Project Titel: Discovering job Knowledge through Web Analytics towards facilitatemobility of European Professionals and Refugees Career Integration

Improving job knowledge, competencies and skills of job seekers is essential to increase their employability and reduce the risk of poverty and social exclusion. According to the European Commission (EC), proper development and use of job knowledge, competencies and skills are key factors for a success in finding the job and keeping it [Bruges Communique (BC), 2010]. In this regard, low and weak job knowledge and skills are identified to be the main obstacles for employability in EU [EC, 2015]. According to Eurostat, the average unemployment rate in EU has continuously been increased from 29.7% in 2008 to 31.5% in 2013. In Horizon 2020, the EC plans to reverse this trend and increase the employment rate to 75% (on average, maximum of 25% unemployment) and in this regard the mostly affected groups with low qualifications are of special interest. In fact, 75 million people in Europe have low or no qualification [BC] and the situation is even worse with big waves of refugees who seriously face the risk of poverty and social exclusion.

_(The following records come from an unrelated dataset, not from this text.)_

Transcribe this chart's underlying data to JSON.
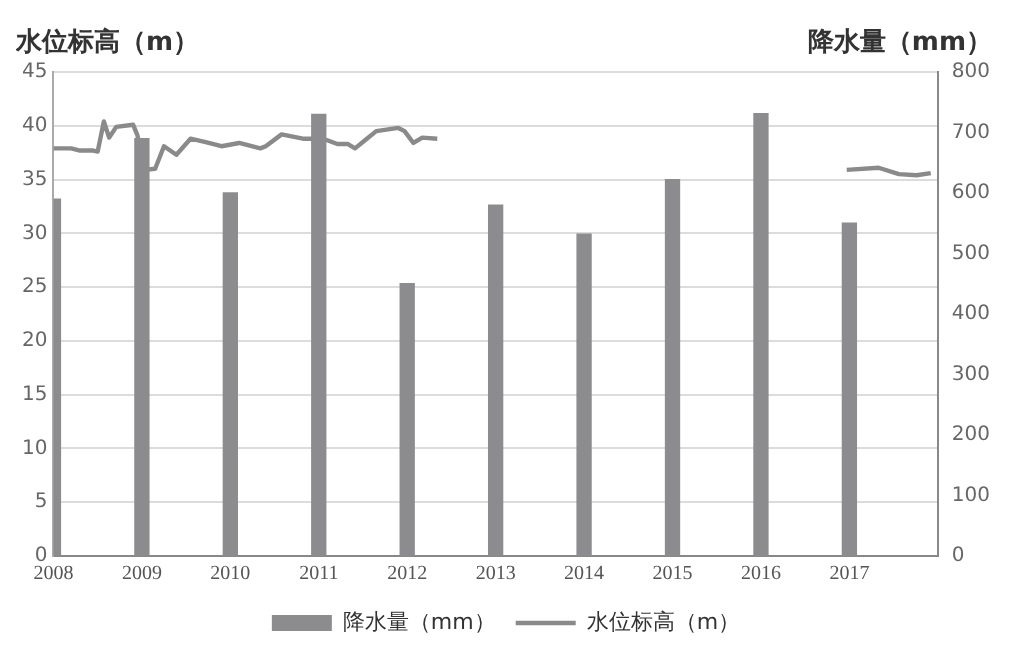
{
  "chart_data": {
    "type": "bar",
    "ylabel": "水位标高（m）",
    "y2label": "降水量（mm）",
    "xlim": [
      2008,
      2018
    ],
    "xticks": [
      2008,
      2009,
      2010,
      2011,
      2012,
      2013,
      2014,
      2015,
      2016,
      2017
    ],
    "ylim": [
      0,
      45
    ],
    "yticks": [
      0,
      5,
      10,
      15,
      20,
      25,
      30,
      35,
      40,
      45
    ],
    "y2lim": [
      0,
      800
    ],
    "y2ticks": [
      0,
      100,
      200,
      300,
      400,
      500,
      600,
      700,
      800
    ],
    "grid": "y",
    "legend": "bottom",
    "series": [
      {
        "name": "降水量（mm）",
        "axis": "y2",
        "color": "#8c8c8e",
        "x": [
          2008,
          2009,
          2010,
          2011,
          2012,
          2013,
          2014,
          2015,
          2016,
          2017
        ],
        "values": [
          590,
          690,
          600,
          730,
          450,
          580,
          532,
          622,
          731,
          550
        ]
      },
      {
        "name": "水位标高（m）",
        "type": "line",
        "axis": "y",
        "color": "#8a8a8a",
        "marker": "none",
        "line_style": "solid",
        "x": [
          2008.0,
          2008.2,
          2008.3,
          2008.45,
          2008.5,
          2008.57,
          2008.63,
          2008.71,
          2008.9,
          2008.95,
          2009.03,
          2009.15,
          2009.25,
          2009.39,
          2009.55,
          2009.71,
          2009.9,
          2010.1,
          2010.34,
          2010.4,
          2010.58,
          2010.82,
          2011.05,
          2011.21,
          2011.33,
          2011.41,
          2011.53,
          2011.65,
          2011.9,
          2011.97,
          2012.07,
          2012.17,
          2012.34,
          2014.5,
          2016.97,
          2017.33,
          2017.56,
          2017.76,
          2017.92
        ],
        "values": [
          37.9,
          37.9,
          37.7,
          37.7,
          37.6,
          40.4,
          38.9,
          39.9,
          40.1,
          39.1,
          35.9,
          36.0,
          38.1,
          37.3,
          38.8,
          38.5,
          38.1,
          38.4,
          37.9,
          38.1,
          39.2,
          38.8,
          38.8,
          38.3,
          38.3,
          37.9,
          38.7,
          39.5,
          39.8,
          39.5,
          38.4,
          38.9,
          38.8,
          null,
          35.9,
          36.1,
          35.5,
          35.4,
          35.6
        ]
      }
    ]
  }
}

In the last few years, substantial efforts have been invested by governments, international organizations and other institutes to improve our understanding of the dynamics of the labor market. These efforts have resulted in a series of applications, tools and sources that cover labor demands, supply or matching and that shed more light on skill gaps and mismatches. ESCO (European skills, competences, qualifications and occupations tool developed by the EC), Cedefop’s skills panorama and EURES (EU’s job portal) as well as European Qualifications Framework (EQF) are few examples of such efforts.

Traditionally, to get more insight into labor demands or supply, researchers and policymakers have relied on interviews, trade publications, surveys, and vacancies. While these traditional data sources have some clear advantages, they are also characterized by limitations that can be addressed by using web-based data instead. Web is a gold mine for job knowledge discovery. Linked open data, job announcements, social media, job search engines, forums, wikis, data streams and interlinked information are few examples of such valuable job-related sources on the net.

The main problem in this regard is not in the availability of data and how to retrieve them, but in how to clean, explore, visualize and interpret such a huge volume of various web data. With an aim to streamline this process and make such data suitable for further exploitation (e.g. consument by specialised mobile apps) an open Job Knowledge Base (JKB) is proposed within the scope of the DISKOW project, that can be used by employers, employees, job seekers, labour market experts and policymakers. Such a JKB contains different types of information such as responsibilities and roles, required competencies (described using existing standards, such as ECF, EQF, etc.), that could be used to develop trainings and identify priorities, wage information, geographical and demographic trends, cultural issues, demands of the job markets in different domains, job announcement information and rates, job popularity and other useful statistics. The project DISKOW aims at creating a JKB prototype, based on existing open-source Business Intelligence platform in order to cover the most important factors in this regard such as required job knowledge for a specific job.